Wie das Nachrichtenoutlet MEA Worldwide, das über Büros in den USA und Indien verfügt, am 15. März berichtet, hat sich der Täter von Christchurch auf Ebba Akerlund bezogen. Hier im Blog wurde der Hintergrund ihres Todes kontextuell in einem Beitrag über die Instrumentalisierung von Toten kurz beleuchtet.

Am selben Tag setzt sich Der Standard aus Österreich damit auseinander, dass im Manifest des Täters auch „Franco A.“ erwähnt wurde. Spuren der Berichterstattung finden sich im Blog u.a. in Artikeln vom 17. Mai 2017, 15. Januar 2018, 22. April 2018 oder 7. Juli 2018.
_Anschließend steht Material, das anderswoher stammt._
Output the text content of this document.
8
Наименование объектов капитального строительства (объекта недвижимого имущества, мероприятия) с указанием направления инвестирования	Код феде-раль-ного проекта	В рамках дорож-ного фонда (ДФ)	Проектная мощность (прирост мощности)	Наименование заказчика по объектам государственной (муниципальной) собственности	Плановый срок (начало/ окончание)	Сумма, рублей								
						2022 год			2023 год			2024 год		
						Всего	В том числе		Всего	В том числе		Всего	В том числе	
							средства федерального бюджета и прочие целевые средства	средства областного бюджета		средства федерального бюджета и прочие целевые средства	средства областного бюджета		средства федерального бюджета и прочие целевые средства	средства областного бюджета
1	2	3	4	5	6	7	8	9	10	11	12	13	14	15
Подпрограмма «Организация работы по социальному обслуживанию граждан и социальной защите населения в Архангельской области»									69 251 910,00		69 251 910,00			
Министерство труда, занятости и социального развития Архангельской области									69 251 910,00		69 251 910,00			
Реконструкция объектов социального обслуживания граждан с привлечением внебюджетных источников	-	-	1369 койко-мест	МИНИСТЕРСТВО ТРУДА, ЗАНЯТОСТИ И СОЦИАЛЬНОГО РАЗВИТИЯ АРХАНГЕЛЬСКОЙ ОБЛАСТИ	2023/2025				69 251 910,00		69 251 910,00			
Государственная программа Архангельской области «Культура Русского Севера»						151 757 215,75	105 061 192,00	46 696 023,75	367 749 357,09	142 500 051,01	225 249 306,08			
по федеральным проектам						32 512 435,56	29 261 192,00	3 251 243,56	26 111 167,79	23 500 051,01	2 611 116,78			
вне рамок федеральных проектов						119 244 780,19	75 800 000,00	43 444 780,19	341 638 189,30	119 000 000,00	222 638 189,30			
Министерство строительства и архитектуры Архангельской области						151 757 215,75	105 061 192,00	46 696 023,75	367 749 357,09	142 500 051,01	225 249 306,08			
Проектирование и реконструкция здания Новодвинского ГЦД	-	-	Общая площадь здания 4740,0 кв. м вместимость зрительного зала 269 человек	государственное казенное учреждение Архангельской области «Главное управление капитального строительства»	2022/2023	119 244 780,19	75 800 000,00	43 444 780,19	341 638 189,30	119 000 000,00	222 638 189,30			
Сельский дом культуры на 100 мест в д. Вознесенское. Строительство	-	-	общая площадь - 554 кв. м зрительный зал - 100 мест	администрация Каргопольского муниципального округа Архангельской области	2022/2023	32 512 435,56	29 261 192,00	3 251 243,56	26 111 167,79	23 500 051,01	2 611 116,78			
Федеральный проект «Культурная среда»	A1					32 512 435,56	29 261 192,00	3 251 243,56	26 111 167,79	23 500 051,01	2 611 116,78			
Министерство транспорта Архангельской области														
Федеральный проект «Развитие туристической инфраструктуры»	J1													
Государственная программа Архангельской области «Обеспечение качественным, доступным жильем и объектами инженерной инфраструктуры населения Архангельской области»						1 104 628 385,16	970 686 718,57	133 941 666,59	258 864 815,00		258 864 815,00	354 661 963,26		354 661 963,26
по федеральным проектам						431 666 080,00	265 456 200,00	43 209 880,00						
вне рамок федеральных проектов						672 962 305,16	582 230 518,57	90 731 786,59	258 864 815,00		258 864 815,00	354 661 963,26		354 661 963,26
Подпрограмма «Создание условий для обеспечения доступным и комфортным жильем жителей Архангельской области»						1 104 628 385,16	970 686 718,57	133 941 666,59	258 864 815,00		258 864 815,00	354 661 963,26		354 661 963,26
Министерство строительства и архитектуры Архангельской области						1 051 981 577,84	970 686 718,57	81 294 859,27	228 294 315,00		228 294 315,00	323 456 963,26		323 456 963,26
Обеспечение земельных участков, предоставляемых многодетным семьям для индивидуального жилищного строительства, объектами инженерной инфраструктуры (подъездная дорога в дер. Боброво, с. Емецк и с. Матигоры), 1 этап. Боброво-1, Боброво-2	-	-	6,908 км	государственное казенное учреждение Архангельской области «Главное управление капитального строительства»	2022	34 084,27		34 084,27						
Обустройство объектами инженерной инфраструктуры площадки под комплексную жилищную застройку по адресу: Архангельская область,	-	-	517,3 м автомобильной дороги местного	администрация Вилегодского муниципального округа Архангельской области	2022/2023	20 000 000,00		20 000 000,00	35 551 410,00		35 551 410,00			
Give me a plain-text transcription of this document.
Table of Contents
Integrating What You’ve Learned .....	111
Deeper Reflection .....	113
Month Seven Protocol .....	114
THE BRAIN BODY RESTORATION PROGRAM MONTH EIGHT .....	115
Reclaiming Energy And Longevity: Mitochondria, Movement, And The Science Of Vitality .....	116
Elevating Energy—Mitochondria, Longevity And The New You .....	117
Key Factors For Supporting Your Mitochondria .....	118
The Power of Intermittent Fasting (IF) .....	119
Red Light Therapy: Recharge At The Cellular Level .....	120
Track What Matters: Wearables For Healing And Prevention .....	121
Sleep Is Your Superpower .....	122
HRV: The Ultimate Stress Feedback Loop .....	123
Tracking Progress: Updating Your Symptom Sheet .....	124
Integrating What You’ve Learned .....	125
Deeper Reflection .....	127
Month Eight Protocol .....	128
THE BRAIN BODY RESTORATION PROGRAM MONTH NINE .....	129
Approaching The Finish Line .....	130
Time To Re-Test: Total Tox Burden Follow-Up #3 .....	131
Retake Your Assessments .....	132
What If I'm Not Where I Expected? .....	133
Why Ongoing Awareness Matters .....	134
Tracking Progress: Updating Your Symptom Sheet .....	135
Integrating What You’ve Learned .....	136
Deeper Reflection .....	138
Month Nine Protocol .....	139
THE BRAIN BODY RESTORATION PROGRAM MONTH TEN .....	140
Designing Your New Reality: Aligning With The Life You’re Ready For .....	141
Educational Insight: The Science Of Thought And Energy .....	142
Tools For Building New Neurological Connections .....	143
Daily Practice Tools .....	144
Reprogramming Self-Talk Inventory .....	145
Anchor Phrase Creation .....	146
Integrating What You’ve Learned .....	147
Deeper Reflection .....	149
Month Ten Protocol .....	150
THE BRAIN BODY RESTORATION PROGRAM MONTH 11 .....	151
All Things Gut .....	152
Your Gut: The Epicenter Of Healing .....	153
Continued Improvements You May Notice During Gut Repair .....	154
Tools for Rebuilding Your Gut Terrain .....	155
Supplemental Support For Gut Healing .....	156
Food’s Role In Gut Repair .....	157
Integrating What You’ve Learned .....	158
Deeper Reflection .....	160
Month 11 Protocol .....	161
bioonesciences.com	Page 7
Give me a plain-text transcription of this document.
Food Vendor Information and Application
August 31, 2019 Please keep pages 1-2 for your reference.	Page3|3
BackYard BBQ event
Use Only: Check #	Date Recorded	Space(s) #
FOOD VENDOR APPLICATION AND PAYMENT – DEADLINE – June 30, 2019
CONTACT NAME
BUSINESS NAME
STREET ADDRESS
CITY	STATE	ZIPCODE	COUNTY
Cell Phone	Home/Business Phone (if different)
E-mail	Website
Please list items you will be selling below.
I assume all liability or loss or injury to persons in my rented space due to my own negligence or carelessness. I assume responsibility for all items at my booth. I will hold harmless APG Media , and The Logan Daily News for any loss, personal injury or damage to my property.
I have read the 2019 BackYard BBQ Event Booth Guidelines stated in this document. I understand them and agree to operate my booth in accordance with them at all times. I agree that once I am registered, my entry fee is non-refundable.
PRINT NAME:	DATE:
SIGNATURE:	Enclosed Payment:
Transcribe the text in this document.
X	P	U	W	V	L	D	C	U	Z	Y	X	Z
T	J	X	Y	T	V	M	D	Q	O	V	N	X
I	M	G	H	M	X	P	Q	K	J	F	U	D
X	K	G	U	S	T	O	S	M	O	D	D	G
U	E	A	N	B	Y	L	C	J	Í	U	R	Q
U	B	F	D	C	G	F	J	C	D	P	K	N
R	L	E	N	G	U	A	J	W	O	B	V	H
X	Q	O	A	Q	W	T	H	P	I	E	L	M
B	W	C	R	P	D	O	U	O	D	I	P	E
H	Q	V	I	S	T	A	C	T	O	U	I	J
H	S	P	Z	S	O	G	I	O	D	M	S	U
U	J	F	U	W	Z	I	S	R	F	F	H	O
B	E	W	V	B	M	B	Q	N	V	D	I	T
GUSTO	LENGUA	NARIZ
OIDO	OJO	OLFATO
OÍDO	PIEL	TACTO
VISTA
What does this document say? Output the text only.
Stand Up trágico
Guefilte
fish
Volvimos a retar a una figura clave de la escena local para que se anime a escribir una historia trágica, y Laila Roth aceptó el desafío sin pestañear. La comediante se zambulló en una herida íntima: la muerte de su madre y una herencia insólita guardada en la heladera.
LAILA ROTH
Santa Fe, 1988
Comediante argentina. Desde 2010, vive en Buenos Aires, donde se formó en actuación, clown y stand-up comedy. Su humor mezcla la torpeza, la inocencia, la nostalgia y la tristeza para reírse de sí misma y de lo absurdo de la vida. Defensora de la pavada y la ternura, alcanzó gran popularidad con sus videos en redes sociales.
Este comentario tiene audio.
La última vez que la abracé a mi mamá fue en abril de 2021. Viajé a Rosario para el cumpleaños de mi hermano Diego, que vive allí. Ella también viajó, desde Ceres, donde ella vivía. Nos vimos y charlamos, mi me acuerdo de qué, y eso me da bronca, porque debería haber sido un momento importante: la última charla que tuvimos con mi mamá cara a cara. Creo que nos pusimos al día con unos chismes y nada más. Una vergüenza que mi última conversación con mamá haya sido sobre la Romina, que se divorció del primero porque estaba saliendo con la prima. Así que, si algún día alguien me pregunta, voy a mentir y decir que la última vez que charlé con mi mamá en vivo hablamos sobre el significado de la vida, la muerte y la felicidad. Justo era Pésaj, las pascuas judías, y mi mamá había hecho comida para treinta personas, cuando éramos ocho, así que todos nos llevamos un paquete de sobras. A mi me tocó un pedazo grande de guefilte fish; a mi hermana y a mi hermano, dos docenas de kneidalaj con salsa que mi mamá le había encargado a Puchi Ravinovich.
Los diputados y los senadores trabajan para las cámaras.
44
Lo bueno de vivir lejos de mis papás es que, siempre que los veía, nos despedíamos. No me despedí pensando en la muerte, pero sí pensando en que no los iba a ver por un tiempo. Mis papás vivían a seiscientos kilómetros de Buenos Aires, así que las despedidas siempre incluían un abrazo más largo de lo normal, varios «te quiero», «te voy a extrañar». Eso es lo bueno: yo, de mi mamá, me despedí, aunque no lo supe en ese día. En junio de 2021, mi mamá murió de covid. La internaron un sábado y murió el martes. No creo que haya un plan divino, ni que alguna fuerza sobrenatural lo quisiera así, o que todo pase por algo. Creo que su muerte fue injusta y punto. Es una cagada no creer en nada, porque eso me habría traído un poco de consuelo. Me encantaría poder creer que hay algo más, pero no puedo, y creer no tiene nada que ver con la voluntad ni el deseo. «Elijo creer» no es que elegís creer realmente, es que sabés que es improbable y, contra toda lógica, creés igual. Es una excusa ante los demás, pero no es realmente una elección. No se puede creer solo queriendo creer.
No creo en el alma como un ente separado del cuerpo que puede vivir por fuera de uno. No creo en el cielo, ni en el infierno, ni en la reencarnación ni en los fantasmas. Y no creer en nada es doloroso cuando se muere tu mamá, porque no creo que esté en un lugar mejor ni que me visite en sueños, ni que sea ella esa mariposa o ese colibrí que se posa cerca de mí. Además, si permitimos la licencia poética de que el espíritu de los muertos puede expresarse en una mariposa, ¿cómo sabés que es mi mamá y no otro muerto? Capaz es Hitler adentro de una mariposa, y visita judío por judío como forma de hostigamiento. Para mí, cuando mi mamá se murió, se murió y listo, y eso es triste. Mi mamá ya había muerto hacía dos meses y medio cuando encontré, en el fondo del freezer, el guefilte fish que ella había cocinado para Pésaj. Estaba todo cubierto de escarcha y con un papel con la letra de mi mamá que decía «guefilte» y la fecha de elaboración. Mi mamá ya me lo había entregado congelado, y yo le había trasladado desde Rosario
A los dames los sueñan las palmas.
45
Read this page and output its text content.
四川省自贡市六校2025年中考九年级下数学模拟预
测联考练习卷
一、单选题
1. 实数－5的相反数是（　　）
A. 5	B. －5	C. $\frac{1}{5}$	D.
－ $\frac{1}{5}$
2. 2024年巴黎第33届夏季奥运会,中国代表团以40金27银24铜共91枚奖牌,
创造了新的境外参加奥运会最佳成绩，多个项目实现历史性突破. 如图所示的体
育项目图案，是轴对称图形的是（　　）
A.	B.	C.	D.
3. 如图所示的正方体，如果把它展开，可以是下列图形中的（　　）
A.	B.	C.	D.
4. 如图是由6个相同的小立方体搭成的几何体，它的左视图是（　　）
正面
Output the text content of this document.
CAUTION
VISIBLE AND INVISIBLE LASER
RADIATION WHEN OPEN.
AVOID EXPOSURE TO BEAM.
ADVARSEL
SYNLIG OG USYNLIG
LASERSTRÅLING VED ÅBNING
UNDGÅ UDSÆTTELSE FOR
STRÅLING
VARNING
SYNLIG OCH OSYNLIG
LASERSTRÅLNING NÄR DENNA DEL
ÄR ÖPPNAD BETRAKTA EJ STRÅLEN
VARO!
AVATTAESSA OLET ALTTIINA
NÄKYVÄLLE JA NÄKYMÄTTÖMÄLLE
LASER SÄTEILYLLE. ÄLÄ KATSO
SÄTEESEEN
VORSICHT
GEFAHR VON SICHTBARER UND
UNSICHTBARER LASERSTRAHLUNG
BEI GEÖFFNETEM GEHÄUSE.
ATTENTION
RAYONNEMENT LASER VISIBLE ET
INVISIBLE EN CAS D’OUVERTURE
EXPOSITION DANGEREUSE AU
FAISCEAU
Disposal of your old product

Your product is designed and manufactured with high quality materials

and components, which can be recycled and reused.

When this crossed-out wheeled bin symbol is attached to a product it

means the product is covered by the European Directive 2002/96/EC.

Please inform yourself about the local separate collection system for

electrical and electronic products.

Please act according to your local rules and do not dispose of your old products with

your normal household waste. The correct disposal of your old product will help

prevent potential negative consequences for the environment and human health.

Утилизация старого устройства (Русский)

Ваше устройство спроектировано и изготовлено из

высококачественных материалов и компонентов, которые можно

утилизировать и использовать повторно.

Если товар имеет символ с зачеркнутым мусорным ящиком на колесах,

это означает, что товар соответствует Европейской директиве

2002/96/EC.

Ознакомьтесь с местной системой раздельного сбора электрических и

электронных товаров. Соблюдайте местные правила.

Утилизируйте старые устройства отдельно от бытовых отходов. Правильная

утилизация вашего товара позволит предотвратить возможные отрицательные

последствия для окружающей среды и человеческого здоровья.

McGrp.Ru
Der hier gelegentlich verlinkte Hamed Abdel-Samad (siehe die interne Suche) hat sich auf seiner Facebook-Seite übrigens auf einer Art geäußert, bei der es seine Kritiker nicht wundert, dass der Text am 16. März von Tichys Einblick zweitverwertet wurde. Einen Tag zuvor veröffentlichte Alexander Wallasch dort seinen Kommentar, der – so lassen es die Leserreaktionen vermuten – nicht die Denkweise der Zielgruppe traf.